La vita nell’appartamento di Tor Bella Monaca si rivela subito un inferno. “Il padre dorme in salone perché necessita di spazio: usa un letto da ospedale e si muove su una carrozzina. La madre dorme in corridoio perché il figlio ha bisogno di una stanza tutta sua: le sue condizioni di salute richiedono un ambiente che lo tranquillizzi. Per lui il trasferimento dal residence ha comportato la perdita di tutti i punti di riferimento di natura socio-assistenziale, compresi scuola e associazioni e centri sportivi per ragazzi disabili che ha frequentato per anni acquistando una piccola autonomia che ha perso dopo il trasloco. Le sue condizioni di salute, aggravate dalla quarantena e dall’emergenza Coronavirus, sono molto peggiorate. È diventato più aggressivo. Capita che si metta a urlare disturbando i vicini e i rapporti sono tesi. Così al disagio di vivere in un appartamento simile si è unita la paura di qualche ritorsione”, continua. “I genitori sono anziani. Inserirlo in un quartiere con servizi socio-assistenziali di riferimento permetterebbe di costruire un percorso di semi-autonomia in vista degli anni futuri. Invece così la situazione peggiora costantemente”.
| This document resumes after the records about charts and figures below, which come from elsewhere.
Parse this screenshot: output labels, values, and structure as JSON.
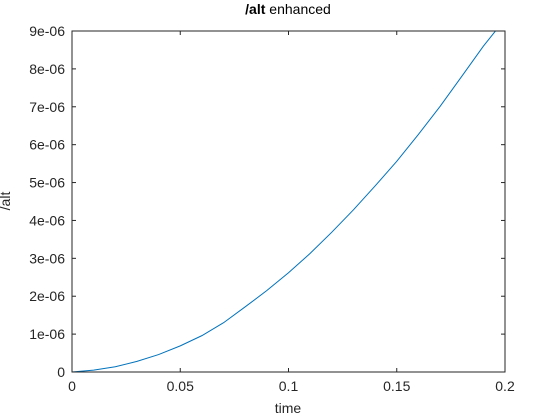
{
  "chart_data": {
    "type": "line",
    "title_bold": "/alt",
    "title_rest": " enhanced",
    "xlabel": "time",
    "ylabel": "/alt",
    "xlim": [
      0,
      0.2
    ],
    "ylim": [
      0,
      9e-06
    ],
    "grid": false,
    "legend": "none",
    "x_ticks": [
      {
        "value": 0,
        "label": "0"
      },
      {
        "value": 0.05,
        "label": "0.05"
      },
      {
        "value": 0.1,
        "label": "0.1"
      },
      {
        "value": 0.15,
        "label": "0.15"
      },
      {
        "value": 0.2,
        "label": "0.2"
      }
    ],
    "y_ticks": [
      {
        "value": 0,
        "label": "0"
      },
      {
        "value": 1e-06,
        "label": "1e-06"
      },
      {
        "value": 2e-06,
        "label": "2e-06"
      },
      {
        "value": 3e-06,
        "label": "3e-06"
      },
      {
        "value": 4e-06,
        "label": "4e-06"
      },
      {
        "value": 5e-06,
        "label": "5e-06"
      },
      {
        "value": 6e-06,
        "label": "6e-06"
      },
      {
        "value": 7e-06,
        "label": "7e-06"
      },
      {
        "value": 8e-06,
        "label": "8e-06"
      },
      {
        "value": 9e-06,
        "label": "9e-06"
      }
    ],
    "series": [
      {
        "color": "#0072bd",
        "x": [
          0,
          0.01,
          0.02,
          0.03,
          0.04,
          0.05,
          0.06,
          0.07,
          0.08,
          0.09,
          0.1,
          0.11,
          0.12,
          0.13,
          0.14,
          0.15,
          0.16,
          0.17,
          0.18,
          0.19,
          0.197
        ],
        "y": [
          0,
          5e-08,
          1.4e-07,
          2.8e-07,
          4.6e-07,
          6.9e-07,
          9.6e-07,
          1.3e-06,
          1.72e-06,
          2.15e-06,
          2.62e-06,
          3.13e-06,
          3.69e-06,
          4.28e-06,
          4.91e-06,
          5.56e-06,
          6.27e-06,
          7.01e-06,
          7.8e-06,
          8.6e-06,
          9.1e-06
        ]
      }
    ]
  }
}
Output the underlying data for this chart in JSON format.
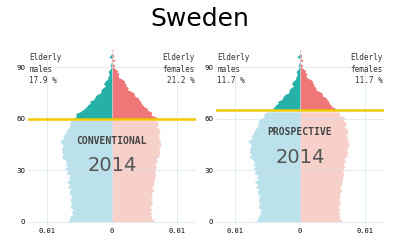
{
  "title": "Sweden",
  "title_fontsize": 18,
  "background_color": "#ffffff",
  "grid_color": "#ccddee",
  "conventional_label": "CONVENTIONAL",
  "prospective_label": "PROSPECTIVE",
  "year_label": "2014",
  "elderly_male_conv": "17.9 %",
  "elderly_female_conv": "21.2 %",
  "elderly_male_prosp": "11.7 %",
  "elderly_female_prosp": "11.7 %",
  "teal_color": "#1AADA4",
  "pink_color": "#F07070",
  "teal_light": "#B0DDE8",
  "pink_light": "#F5C8C0",
  "yellow_line": "#F0C800",
  "xlim": 0.013,
  "yticks": [
    0,
    30,
    60,
    90
  ],
  "xticks": [
    -0.01,
    0,
    0.01
  ],
  "xlabel_labels": [
    "0.01",
    "0",
    "0.01"
  ],
  "conv_cutoff_age": 60,
  "prosp_cutoff_age": 65,
  "label_fontsize": 7,
  "year_fontsize": 14,
  "tick_fontsize": 5,
  "annot_fontsize": 5.5
}
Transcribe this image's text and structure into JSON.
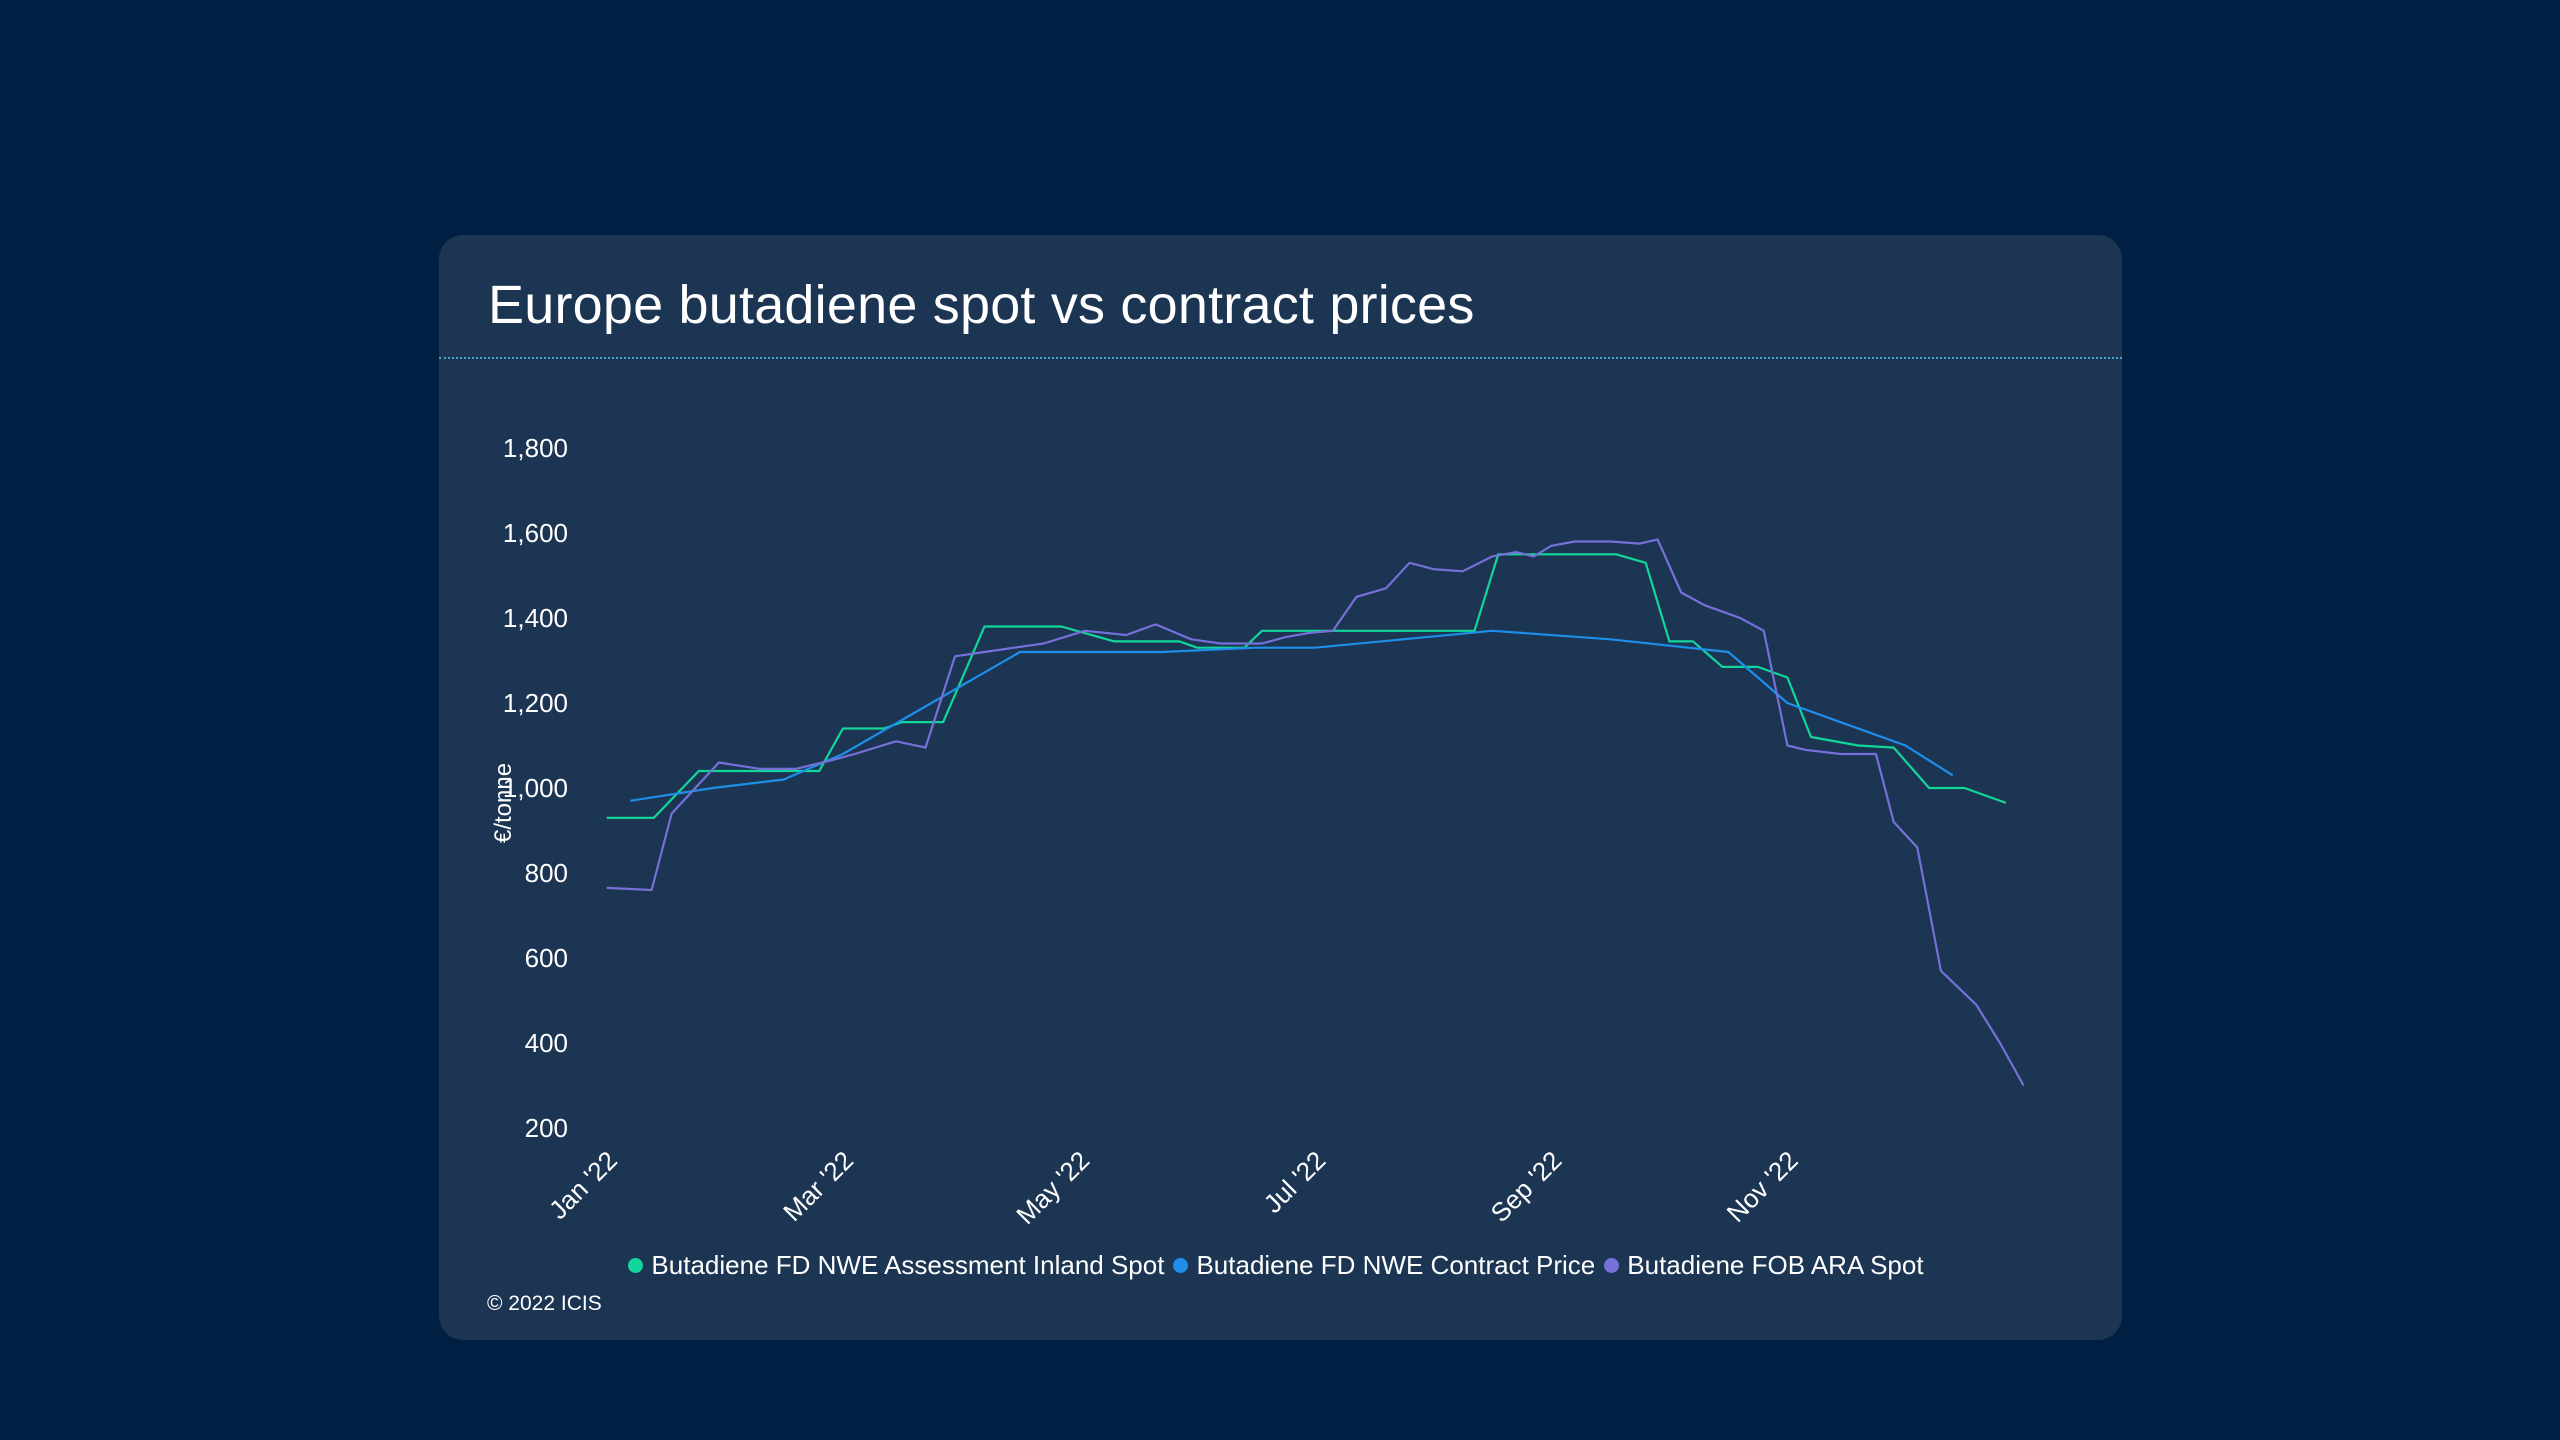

In una nota del 5 novembre 2019, inoltre, la Asl Roma 2 nel resoconto del sopralluogo scriveva: “Impianto elettrico con cavi scoperti nei punti luce centrali nei quali non c’è presenza di illuminazione”; “l’uso del water sarebbe associato alla formazione di infilitrazioni nell’unità sottostante”; “la caldaia a gas è inserita nel vano di una parete isolato dal resto della stanza”.Per tutti questi motivi fin da subito, nel giugno del 2018, è stata inoltrata la richiesta di cambiare l’alloggio e ottenerne uno adeguato a una famiglia con disabili. “Passavano i mesi e nessuno ci rispondeva. Così ci siamo rivolti a tutte le istituzioni competenti in materia di politiche abitativa, a un avvocato e ai sindacati. Volevamo capire perché nessuno ci rispondeva”, continua l’amministratore di sostegno. La convocazione è arrivata a ottobre 2020. “Un funzionario del comune ci ha spiegato che in questo momento non ci sono alloggi per persone con disabilità e che in mancanza potevamo tentare di effettuare un cambio con un alloggio più grande. Ma quando siamo andati a vedere il nuovo alloggio abbiamo capito che era inadeguato. Quanto devo aspettare ancora per far vivere una vita dignitosa a questa famiglia?”.